Last week, I released part I of an ongoing blog series on sleep and cardiovascular health.
This week, in part II, we will talk about how circadian rhythms govern our sleep and biological processes — and how a disruption of these biological clocks can lead to diseases of the cardiovascular system.
Here’s what to look forward to in the remaining parts of this series:
Part III: Sleep Deprivation and Blood Vessel Health
Part IV: Mechanisms Underlying the Effects of Sleep Loss on Cardiovascular Disease Risk
Part V: How Exercise Protects against the Effects of Sleep Loss
In part I of this series, we established that sleep deprivation is associated with adverse cardiovascular outcomes. In addition, we looked at studies showing sex differences in the strength of the association among insufficient sleep duration and CVD. The conclusion, it seems, is that women might suffer more from the effects of short sleep than men, though more evidence is needed.
Exploring associations is worthwhile, but where this topic really gets fun is when we start to explore what might be underlying these associations; that is, by what mechanism(s) does a lack of sleep promote cardiovascular dysfunction.
While we will talk about some specific biochemical and hormonal mechanisms in a future post, one of the most plausible mechanisms linking sleep and CVD involves circadian rhythms.
Circadian rhythms: an overview ⏰
Briefly, circadian rhythms (from circa dia meaning “about one day”) are internal 24 hour clocks present in nearly all of our cells. They control processes like sleep and eating behavior, hormone release, and even some aspects of muscle performance.

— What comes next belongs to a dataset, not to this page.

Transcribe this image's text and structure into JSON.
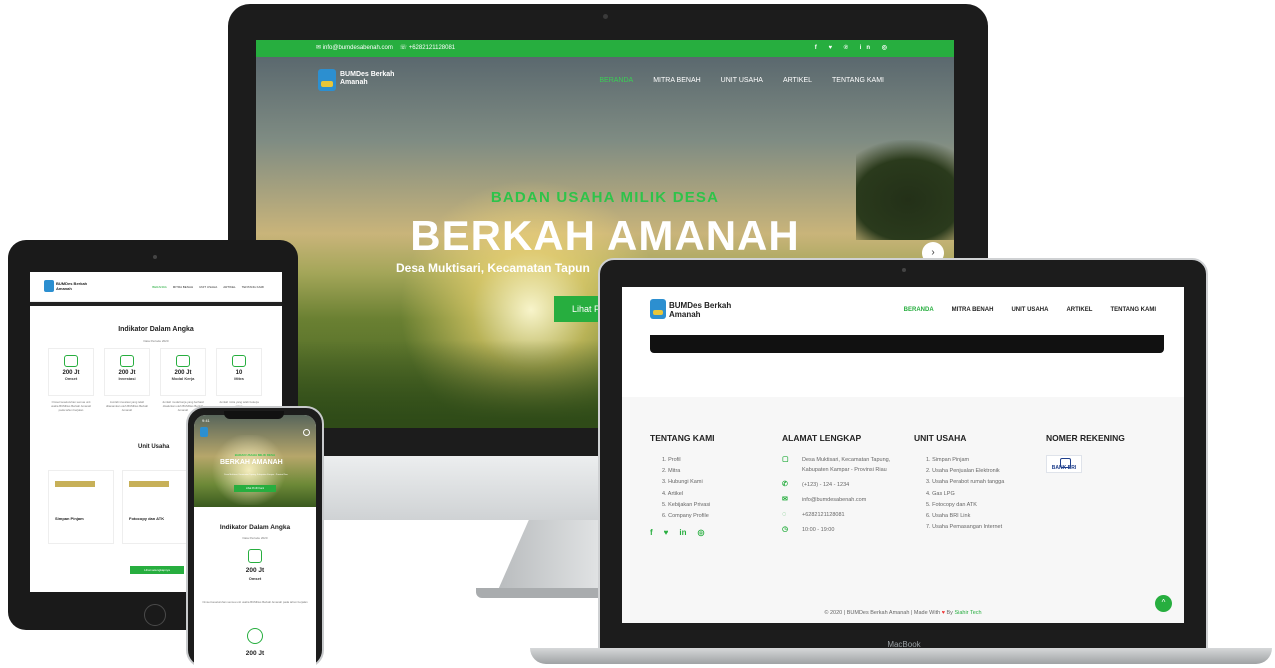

An area of the brain known as the suprachiasmatic nucleus (SCN) is known as the “master regulator” of our body’s circadian rhythm, however, all of our organs have their own internal clock.
We have circadian rhythms in our cardiovascular system too.
Throughout any given day, there is a considerable variation in blood pressure, blood clotting, and the ability of our blood vessels to relax (known endothelial function).
One well-known example of cardiovascular circadian rhythms is the fact that our blood pressure drops during the night, or so called blood pressure dipping.
People who are “non-dippers” (their blood pressure fails to drop overnight) are shown to be at an increased cardiovascular disease risk compared to those whose blood pressure dips during the nighttime. Blood pressure dipping seems to have a health-protective function, a lack of which predisposes to disease.
Endothelial function also exhibits a circadian rhythm. Our blood vessels have a greater ability to dilate in the afternoon compared to the morning.1
Not surprisingly, reduced endothelial function in the morning also corresponds to a morning surge in blood pressure. This explains the fascinating observation that there is a higher prevalence of cardiovascular events like heart attack and stroke in the morning.2 This statistic can likely be explained, in part, by circadian rhythms that cause the morning spike in blood pressure and cortisol (and perhaps exacerbated by a.m. rush hour).
Failure to get enough sleep — or sleeping at the “wrong” time for your body (delaying bedtime or working the night shift, for instance) — can disrupt the normal daily fluctuations in vascular function, blood pressure, and other cardiovascular processes.
If internal clocks lose their synchronicity with the external environment and daily activities, our body becomes unable to properly regulate crucial functions.
There are data to indicate that circadian disruption impairs cardiovascular function. For instance, animals who have had their internal circadian clocks altered, or “knocked out” via experimental manipulation have impaired endothelial function and show evidence of accelerated cardiovascular aging.3
How do sleep deprivation and sleep loss contribute to circadian disruption? 😴
One could theoretically be sleep deprived while still having a “normal” circadian rhythm — maintaining a regular sleep schedule but only getting 4 hours of sleep per night, for instance.
Poor sleep habits and “social jetlag” may better explain circadian misalignment than simply not getting enough sleep.